Des datations de Robert, j’inclinerais donc à ne retenir que la suivante, qui concerne le sens " figuré ", vient de Daudet et date de 1898 : " …le "c’est bien français, comme c’est français !" jaillissant en leit-motiv à chaque page " (dans Soutien de famille, XI) On la retrouve dans le TLF, qui indique en outre comme premier emploi au sens " musical " celui qu’en fait Proust dans Les Plaisirs et les jours (La mélancolique villégiature de Mme de Breyves, texte daté de juillet 1893) :
Une phrase des Maîtres chanteurs entendue à la soirée de la princesse d’A… avait le don de lui évoquer M. de Laléande avec le plus de précision (Dem Vogel, der heut sang, dem war der Schnabel hold gewachsen). Elle en avait fait sans le vouloir le véritable leitmotiv de M. de Laléande…
Et Verlaine dans tout cela ? Simplement, si " arrive " n’avait pas de rime masculine à l’époque de Romances sans paroles, je me souvenais avoir cité Verlaine employant leitmotiv. J’ai retrouvé le passage : il s’agit de la préface écrite pour Tout bas de Francis Poictevin et ce texte date de décembre 1893. Il est donc de très peu postérieur à La mélancolique villégiature de Mme de Breyves, mais il aura été publié avant Les plaisirs et les jours. Et il précède de beaucoup Le soutien de famille.
Les titres exquis de ses ravissantes œuvres, Double, Presque, Heures, enfin Tout bas, ravissent par leur comme divinatoire indication, projetant tout le long du livre un leitmotiv dont profite en belle et sainte lumière la subtilité savante du contexte. (OPC, page 921).

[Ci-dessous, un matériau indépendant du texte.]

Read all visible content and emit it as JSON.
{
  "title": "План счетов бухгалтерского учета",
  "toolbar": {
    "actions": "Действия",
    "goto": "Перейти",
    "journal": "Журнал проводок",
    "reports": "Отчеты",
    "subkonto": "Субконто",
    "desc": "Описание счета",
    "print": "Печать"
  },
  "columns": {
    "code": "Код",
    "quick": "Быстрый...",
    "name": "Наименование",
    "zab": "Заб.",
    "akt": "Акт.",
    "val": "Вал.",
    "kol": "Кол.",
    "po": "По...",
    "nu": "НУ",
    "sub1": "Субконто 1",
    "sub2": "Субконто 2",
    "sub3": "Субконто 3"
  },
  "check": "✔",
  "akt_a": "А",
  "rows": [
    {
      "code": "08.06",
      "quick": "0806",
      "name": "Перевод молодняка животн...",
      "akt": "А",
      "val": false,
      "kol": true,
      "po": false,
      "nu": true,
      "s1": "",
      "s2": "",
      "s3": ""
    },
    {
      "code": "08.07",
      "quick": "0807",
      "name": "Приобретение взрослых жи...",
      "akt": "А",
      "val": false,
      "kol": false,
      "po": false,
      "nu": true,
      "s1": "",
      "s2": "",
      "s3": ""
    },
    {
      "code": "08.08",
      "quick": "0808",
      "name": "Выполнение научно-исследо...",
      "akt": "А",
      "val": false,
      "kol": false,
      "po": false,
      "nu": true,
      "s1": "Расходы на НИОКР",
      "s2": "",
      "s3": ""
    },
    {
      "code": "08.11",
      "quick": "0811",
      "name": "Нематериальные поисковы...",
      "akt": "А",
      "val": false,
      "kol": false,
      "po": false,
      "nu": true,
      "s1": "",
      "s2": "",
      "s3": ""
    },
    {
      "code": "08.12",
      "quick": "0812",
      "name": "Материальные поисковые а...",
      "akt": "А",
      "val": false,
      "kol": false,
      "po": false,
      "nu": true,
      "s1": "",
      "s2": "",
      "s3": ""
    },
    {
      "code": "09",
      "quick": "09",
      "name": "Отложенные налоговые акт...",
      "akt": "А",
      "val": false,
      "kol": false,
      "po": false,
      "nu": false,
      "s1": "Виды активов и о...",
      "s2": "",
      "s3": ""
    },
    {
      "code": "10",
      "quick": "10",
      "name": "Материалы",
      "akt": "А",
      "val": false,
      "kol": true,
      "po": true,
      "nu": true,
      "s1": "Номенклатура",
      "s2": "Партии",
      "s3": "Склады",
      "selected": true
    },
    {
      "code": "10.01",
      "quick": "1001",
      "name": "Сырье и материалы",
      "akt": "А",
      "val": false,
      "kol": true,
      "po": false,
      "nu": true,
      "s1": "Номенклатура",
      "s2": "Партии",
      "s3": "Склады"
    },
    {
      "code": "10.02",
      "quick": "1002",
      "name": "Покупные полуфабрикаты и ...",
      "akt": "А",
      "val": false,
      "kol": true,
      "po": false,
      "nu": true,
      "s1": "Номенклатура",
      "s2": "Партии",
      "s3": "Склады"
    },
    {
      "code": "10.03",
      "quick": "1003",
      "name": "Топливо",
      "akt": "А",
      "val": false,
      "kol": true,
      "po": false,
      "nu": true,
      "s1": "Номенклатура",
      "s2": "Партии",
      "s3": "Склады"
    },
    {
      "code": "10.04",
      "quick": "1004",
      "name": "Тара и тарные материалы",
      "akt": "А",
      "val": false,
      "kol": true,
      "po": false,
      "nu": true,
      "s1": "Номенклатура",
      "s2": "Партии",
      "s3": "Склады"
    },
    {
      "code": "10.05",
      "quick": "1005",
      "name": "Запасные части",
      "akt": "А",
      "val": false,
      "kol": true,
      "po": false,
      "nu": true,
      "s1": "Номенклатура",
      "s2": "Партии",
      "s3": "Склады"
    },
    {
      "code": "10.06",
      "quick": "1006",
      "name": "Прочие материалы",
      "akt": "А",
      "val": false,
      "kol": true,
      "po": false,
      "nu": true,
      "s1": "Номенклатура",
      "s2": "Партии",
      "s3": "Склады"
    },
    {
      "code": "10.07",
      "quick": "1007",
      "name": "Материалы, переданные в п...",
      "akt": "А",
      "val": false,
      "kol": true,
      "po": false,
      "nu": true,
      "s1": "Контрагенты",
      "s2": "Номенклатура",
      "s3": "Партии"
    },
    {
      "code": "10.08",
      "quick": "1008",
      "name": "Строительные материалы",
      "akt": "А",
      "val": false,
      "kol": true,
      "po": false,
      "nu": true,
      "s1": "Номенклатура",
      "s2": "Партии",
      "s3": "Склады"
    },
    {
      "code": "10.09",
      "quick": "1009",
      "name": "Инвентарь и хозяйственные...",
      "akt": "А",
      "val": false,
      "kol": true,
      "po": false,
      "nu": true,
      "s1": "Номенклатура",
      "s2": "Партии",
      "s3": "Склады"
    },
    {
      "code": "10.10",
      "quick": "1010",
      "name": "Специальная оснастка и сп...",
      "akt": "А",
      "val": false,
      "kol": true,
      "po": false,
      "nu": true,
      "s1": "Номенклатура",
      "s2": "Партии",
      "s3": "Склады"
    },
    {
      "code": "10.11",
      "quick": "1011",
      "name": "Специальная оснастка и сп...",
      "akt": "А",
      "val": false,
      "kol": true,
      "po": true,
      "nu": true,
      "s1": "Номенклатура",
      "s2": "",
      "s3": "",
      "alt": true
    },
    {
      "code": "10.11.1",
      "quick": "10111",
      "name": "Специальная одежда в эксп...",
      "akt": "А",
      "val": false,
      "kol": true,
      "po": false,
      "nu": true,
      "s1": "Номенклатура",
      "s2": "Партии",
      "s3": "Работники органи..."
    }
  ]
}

On peut se demander si Verlaine ne rapproche pas excessivement leitmotiv et indication pour faire du titre une clé de lecture forçant l’interprétation, mais je pense qu’on peut faire une lecture " musicale ", technique, de cet emploi. D’autre part, la base de datation de l’ATILF permet de remonter plus haut : elle cite deux textes, l’un de Laurent Tailhade (Mercure de France d’octobre 1892) et l’autre… de Verlaine encore :
Des sonnets et pièces diverses sur le même thème que les Ballades, le vin joyeux et l'amour tendre, et tout le monde content, de la bonne façon : leitmotiv éternel et original dans sa vaste banalité qui est, au fond, tout un monde. (OPC, p. 750)
Cela vient également d’une préface : celle qu’il a donnée pour A la bonne franquette de Gabriel Vicaire et qui fut publiée le 10 janvier 1892 dans La Lorraine artiste. Et, cette fois, il n’y a rien à redire à l’emploi. On peut certes supposer que Verlaine a été devancé par tel ou tel wagnerolâtre mais, en attendant d’en faire la preuve, le Grand Robert serait bien avisé de réviser sa datation, si ce n’est déjà fait, pour reconnaître la seule priorité établie... en renonçant à faire d’un musicologue belge mort en 1871 un voyant.
Accessoirement, Verlaine est celui qui, selon André Spire (cité par Claude Digeon, La crise allemande de la société française, PUF, 1959, n. 4, p. 398), aurait, dans l'Enquête de Jules Huret (Charpentier, 1891), "employé pour la première fois en littérature" le terme boche, à la place d'alboche, à propos du mot "symbolisme" : "toutes ces distinctions-là, c'est de l'allemandisme ; qu'est-ce que ça peut faire à un poète ce que Kant, Schopenhauer, Hegel et autres Boches pensent des sentiments humains !" Cependant, le mot figure déjà dans Dédicaces (A mon éditeur, Pléiade, p. 594), de 1890.